На новую премьеру в областной театр драмы стоило пойти по трем причинам. Во-первых, нам представляли одну из самых известных пьес Чехова. Во-вторых, в Новгороде её поставил финский режиссер Яри Ютинен. Как иностранец сможет интерпретировать драматическую и запутанную историю чеховских персонажей?

И третье. Постановка идет на малой сцене театра. На деле это означает следующее: на сцене амфитеатром устанавливают скамейки для зрителей, поэтому можно видеть актеров очень близко. Вслед за объективным барьером — кромкой сцены — исчезает и барьер психологический. Попадаешь в срединное состояние — уже не зритель и еще не участник процесса. В любом случае отсидеться в полутьме зрительного зала не получится.

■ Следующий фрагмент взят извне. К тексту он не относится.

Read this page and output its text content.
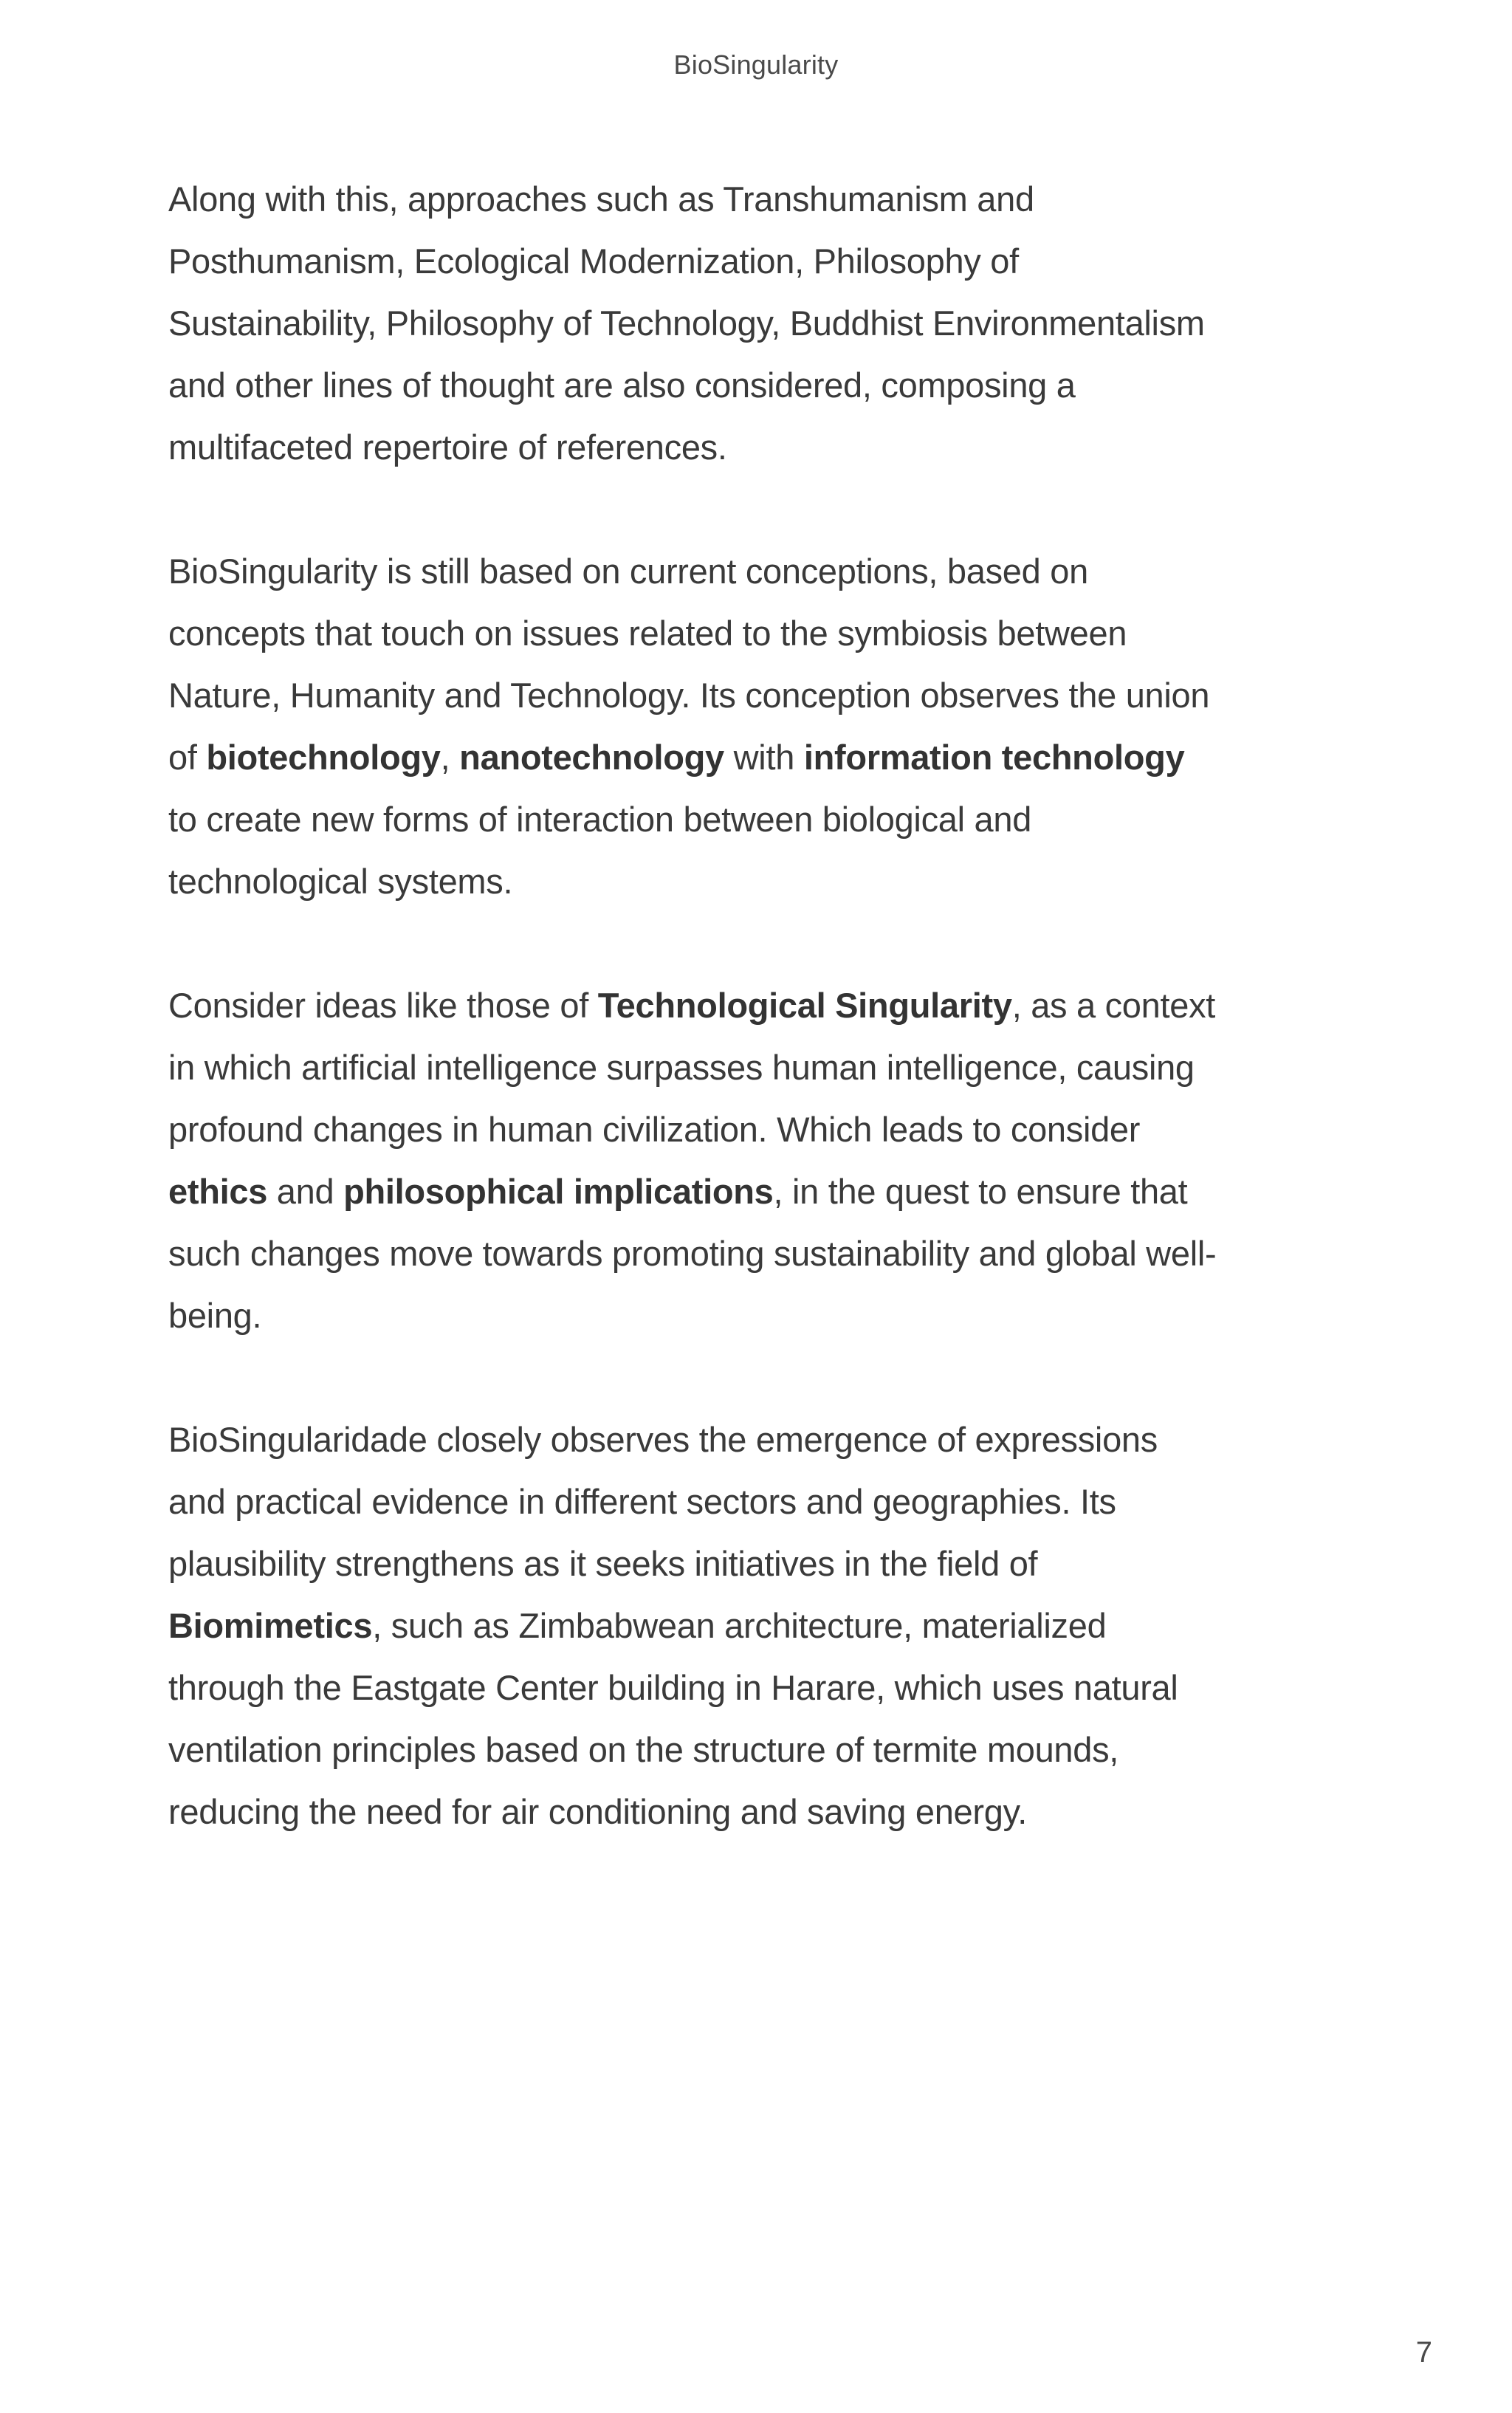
BioSingularity

Along with this, approaches such as Transhumanism and Posthumanism, Ecological Modernization, Philosophy of Sustainability, Philosophy of Technology, Buddhist Environmentalism and other lines of thought are also considered, composing a multifaceted repertoire of references.

BioSingularity is still based on current conceptions, based on concepts that touch on issues related to the symbiosis between Nature, Humanity and Technology. Its conception observes the union of biotechnology, nanotechnology with information technology to create new forms of interaction between biological and technological systems.

Consider ideas like those of Technological Singularity, as a context in which artificial intelligence surpasses human intelligence, causing profound changes in human civilization. Which leads to consider ethics and philosophical implications, in the quest to ensure that such changes move towards promoting sustainability and global well-being.

BioSingularidade closely observes the emergence of expressions and practical evidence in different sectors and geographies. Its plausibility strengthens as it seeks initiatives in the field of Biomimetics, such as Zimbabwean architecture, materialized through the Eastgate Center building in Harare, which uses natural ventilation principles based on the structure of termite mounds, reducing the need for air conditioning and saving energy.

7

Но с началом действия забываешь о своих ожиданиях и сомнениях. И просто наблюдаешь, как под одной крышей пытаются ужиться несбывшиеся надежды и мечты, неразделенная любовь, жестокость и эгоизм, чистота и духовная слепота. Это про нас сегодняшних, зачастую несчастных и смешных. Такова жизнь. И выход один — надо жить.

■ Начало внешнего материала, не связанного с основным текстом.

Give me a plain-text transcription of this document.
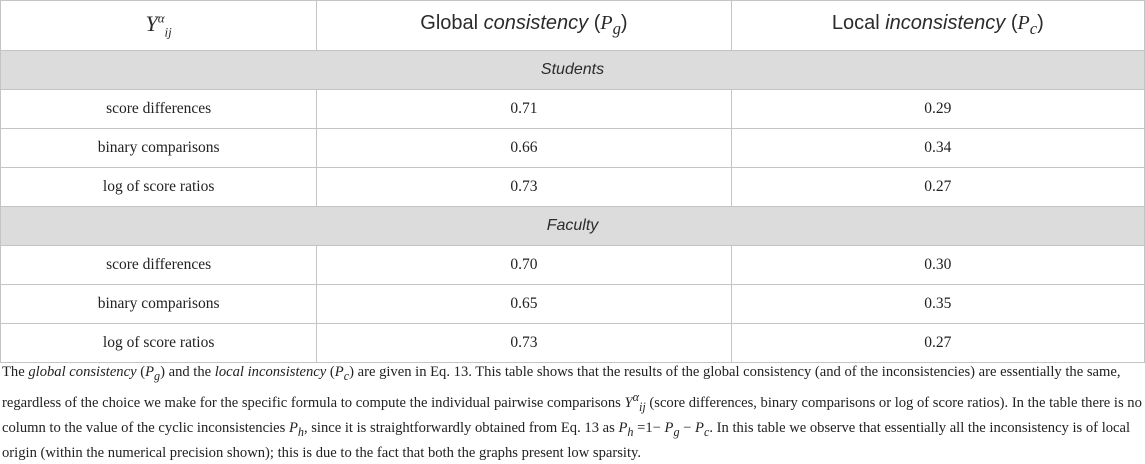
$Y^\alpha_{ij}$	Global consistency $(P_g)$	Local inconsistency $(P_c)$
Students		
score differences	0.71	0.29
binary comparisons	0.66	0.34
log of score ratios	0.73	0.27
Faculty		
score differences	0.70	0.30
binary comparisons	0.65	0.35
log of score ratios	0.73	0.27
The global consistency $(P_g)$ and the local inconsistency $(P_c)$ are given in Eq. 13. This table shows that the results of the global consistency (and of the inconsistencies) are essentially the same, regardless of the choice we make for the specific formula to compute the individual pairwise comparisons $Y^\alpha_{ij}$ (score differences, binary comparisons or log of score ratios). In the table there is no column to the value of the cyclic inconsistencies $P_h$, since it is straightforwardly obtained from Eq. 13 as $P_h =1- P_g - P_c$. In this table we observe that essentially all the inconsistency is of local origin (within the numerical precision shown); this is due to the fact that both the graphs present low sparsity.
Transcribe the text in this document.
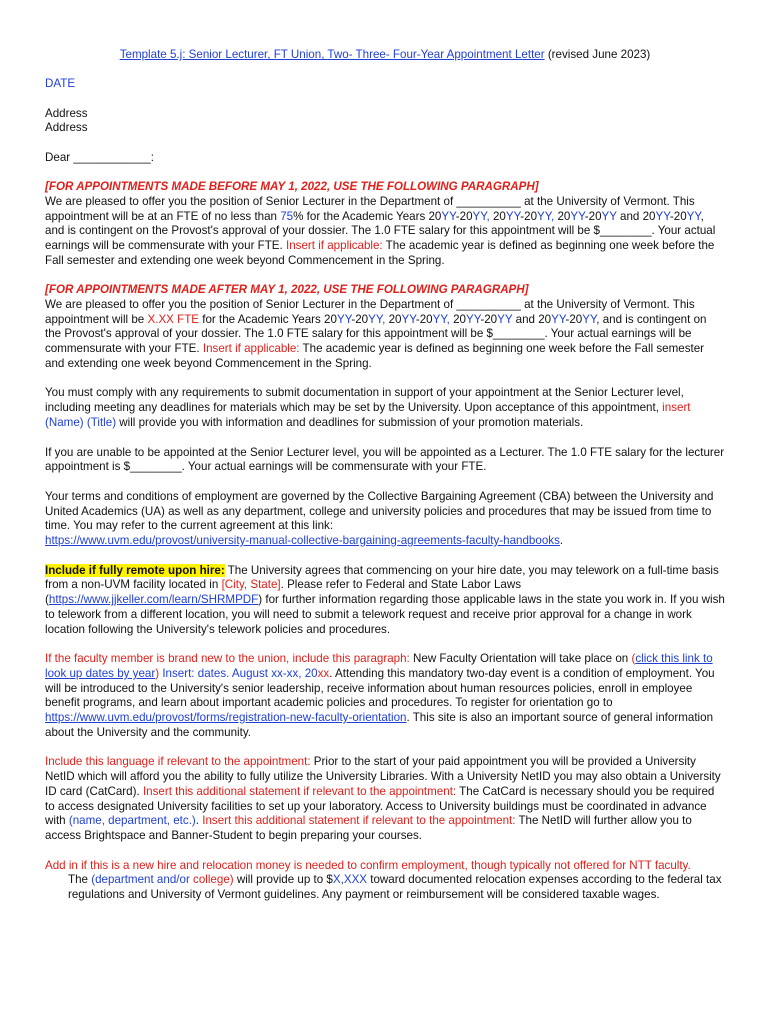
Template 5.j: Senior Lecturer, FT Union, Two- Three- Four-Year Appointment Letter (revised June 2023)

DATE

Address

Address

Dear ____________:

[FOR APPOINTMENTS MADE BEFORE MAY 1, 2022, USE THE FOLLOWING PARAGRAPH]

We are pleased to offer you the position of Senior Lecturer in the Department of __________ at the University of Vermont. This appointment will be at an FTE of no less than 75% for the Academic Years 20YY-20YY, 20YY-20YY, 20YY-20YY and 20YY-20YY, and is contingent on the Provost's approval of your dossier. The 1.0 FTE salary for this appointment will be $________. Your actual earnings will be commensurate with your FTE. Insert if applicable: The academic year is defined as beginning one week before the Fall semester and extending one week beyond Commencement in the Spring.

[FOR APPOINTMENTS MADE AFTER MAY 1, 2022, USE THE FOLLOWING PARAGRAPH]

We are pleased to offer you the position of Senior Lecturer in the Department of __________ at the University of Vermont. This appointment will be X.XX FTE for the Academic Years 20YY-20YY, 20YY-20YY, 20YY-20YY and 20YY-20YY, and is contingent on the Provost's approval of your dossier. The 1.0 FTE salary for this appointment will be $________. Your actual earnings will be commensurate with your FTE. Insert if applicable: The academic year is defined as beginning one week before the Fall semester and extending one week beyond Commencement in the Spring.

You must comply with any requirements to submit documentation in support of your appointment at the Senior Lecturer level, including meeting any deadlines for materials which may be set by the University. Upon acceptance of this appointment, insert (Name) (Title) will provide you with information and deadlines for submission of your promotion materials.

If you are unable to be appointed at the Senior Lecturer level, you will be appointed as a Lecturer. The 1.0 FTE salary for the lecturer appointment is $________. Your actual earnings will be commensurate with your FTE.

Your terms and conditions of employment are governed by the Collective Bargaining Agreement (CBA) between the University and United Academics (UA) as well as any department, college and university policies and procedures that may be issued from time to time. You may refer to the current agreement at this link:
https://www.uvm.edu/provost/university-manual-collective-bargaining-agreements-faculty-handbooks.

Include if fully remote upon hire: The University agrees that commencing on your hire date, you may telework on a full-time basis from a non-UVM facility located in [City, State]. Please refer to Federal and State Labor Laws (https://www.jjkeller.com/learn/SHRMPDF) for further information regarding those applicable laws in the state you work in. If you wish to telework from a different location, you will need to submit a telework request and receive prior approval for a change in work location following the University's telework policies and procedures.

If the faculty member is brand new to the union, include this paragraph: New Faculty Orientation will take place on (click this link to look up dates by year) Insert: dates. August xx-xx, 20xx. Attending this mandatory two-day event is a condition of employment. You will be introduced to the University's senior leadership, receive information about human resources policies, enroll in employee benefit programs, and learn about important academic policies and procedures. To register for orientation go to https://www.uvm.edu/provost/forms/registration-new-faculty-orientation. This site is also an important source of general information about the University and the community.

Include this language if relevant to the appointment: Prior to the start of your paid appointment you will be provided a University NetID which will afford you the ability to fully utilize the University Libraries. With a University NetID you may also obtain a University ID card (CatCard). Insert this additional statement if relevant to the appointment: The CatCard is necessary should you be required to access designated University facilities to set up your laboratory. Access to University buildings must be coordinated in advance with (name, department, etc.). Insert this additional statement if relevant to the appointment: The NetID will further allow you to access Brightspace and Banner-Student to begin preparing your courses.

Add in if this is a new hire and relocation money is needed to confirm employment, though typically not offered for NTT faculty.

The (department and/or college) will provide up to $X,XXX toward documented relocation expenses according to the federal tax regulations and University of Vermont guidelines. Any payment or reimbursement will be considered taxable wages.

Прочувствовать это помогла не только игра актеров, но и работа художника, одевшего героев позапрошлого века в современные одежды. Соня вышла к зрителям в длинной юбке и свитере грубой вязки, Елена Андреевна — в элегантном брючном костюме... Ютинен дал понять: внешняя оболочка — условность, люди за 100 с лишним лет мало изменились.

Может быть, упоминание о нашем современнике Романе Полански, любителе психологических и философских экспериментов в кино, плохо встраивается в заметку по следам чеховской пьесы, но его «Резню», снятую всего пять лет назад, можно смотреть как продолжение «Дяди Вани». Фильм про современных американцев: две семейные пары, вполне образованные и, как им самим казалось, благополучные. Но случай заставил их сбросить маски. И оказалось, что каждый по-своему страдает от непонимания и одиночества.

Кажется, что Яри Ютинен очень бережно отнесся к чеховской классике. Но на самом деле финн позволил себе довольно много импровизации. Не только в костюмах — еще и в декорациях. Большой стол, скамья... В углах сцены — две колонны из нагроможденных друг на друга стульев, ставших символом поселившейся в доме Войницкого неразберихи. Минимум сценической обстановки позволял не отвлекаться на детали. Кроме того, четыре действия оригинального варианта пьесы режиссер объединил в одно, ускорив её темп. Может быть, это дань нашему быстрому веку?

Самой неоднозначной стала трактовка роли старой няни Марины. Она не вязала чулок, как столетие назад, а все полтора часа слушала радиоприемник, что-то бормоча себе под нос. Вокруг неё бушевали семейные вихри, а она, всеми забытая, знай себе мурлычет, — средоточие покоя и отрешенности. Только в финале няня встала для своей единственной реплики и срывающимся голосом предложила уезжавшему и разочарованному доктору Астрову: «Может, водочки выпьешь?».